Fig. 5.

Schematic summary of proposed actions of OA-li and SCP-li neurons. This diagram is simplified to emphasize the roles of the neurons considered in this article. The polymorphic feeding motor systems of Helisoma and Aplysia can generate many variants of the feeding sequences depicted. Upper panel: during a bite without food contact, SCP-li RMs (B101 cluster neurons of Helisoma and RM cells of Aplysia) receive minimal exteroceptive stimulation. Under these conditions, OA interneuron firing (smaller font) does not evoke maximal hyperretraction in Helisoma and may not occur in Aplysia. In this sequence of actions, referred to as ‘biting’ in Aplysia [see Cropper et al., 2004], closure of the radula, which can be initiated by several pathways [see e.g. Plummer and Kirk, 1990; Evans and Cropper, 1998; Jing et al., 2004], begins near the peak of protraction and is primarily associated with the retraction phase. Lower panel: when a bite does encounter food or exteroceptive resistance, the SCP mechanoafferents are activated during the late phase of protraction. In Helisoma, they act in an ‘influential’ fashion on the OA-li interneurons (dashed curved arrow), increasing the intensity and duration of their firing (bold text, compare to upper panel). In Helisoma, this causes a stronger and more prolonged hyperretraction phase.
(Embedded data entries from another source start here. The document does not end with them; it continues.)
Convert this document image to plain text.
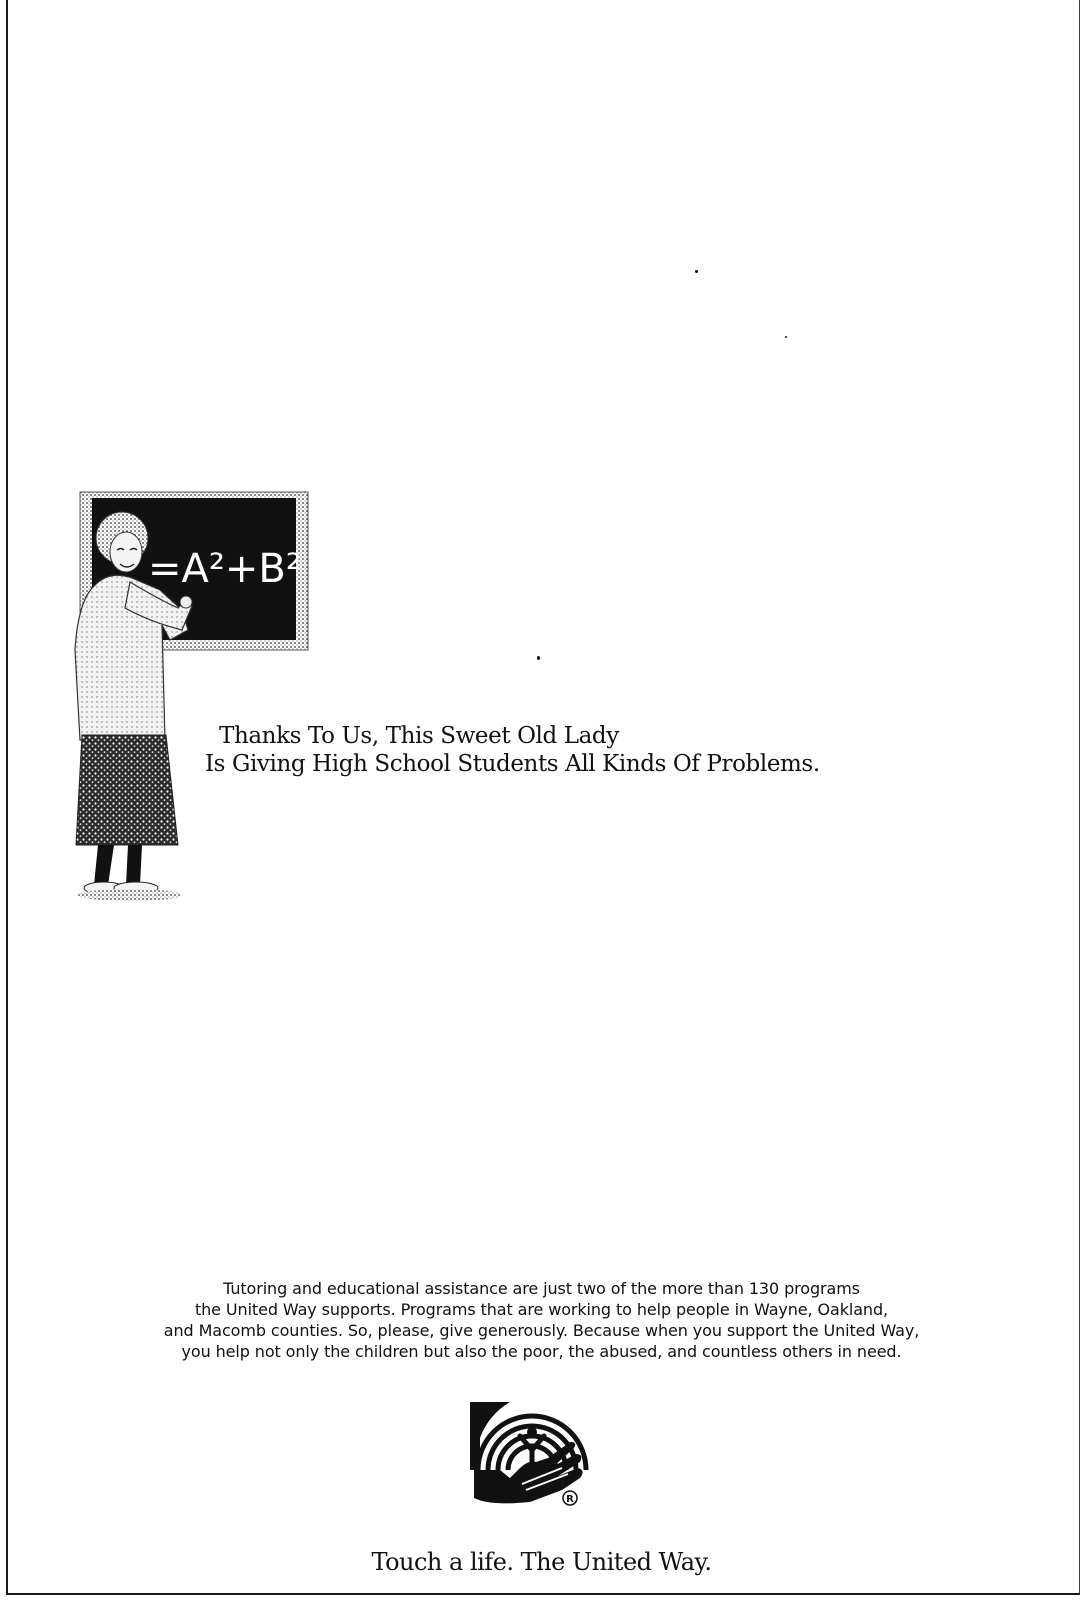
=A²+B²
Thanks To Us, This Sweet Old Lady
Is Giving High School Students All Kinds Of Problems.
Tutoring and educational assistance are just two of the more than 130 programs
the United Way supports. Programs that are working to help people in Wayne, Oakland,
and Macomb counties. So, please, give generously. Because when you support the United Way,
you help not only the children but also the poor, the abused, and countless others in need.
R
Touch a life. The United Way.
We propose that the RM cells of Aplysia will similarly promote strong activation of the OA-li neurons and enhanced hyperretraction movements. The well characterized direct actions of the Aplysia RM neurons on radula closer motor neurons [Rosen et al., 2000a; Shetreat-Klein and Cropper, 2004] will contribute to coordinating radula closure with the prolongation of radula retraction.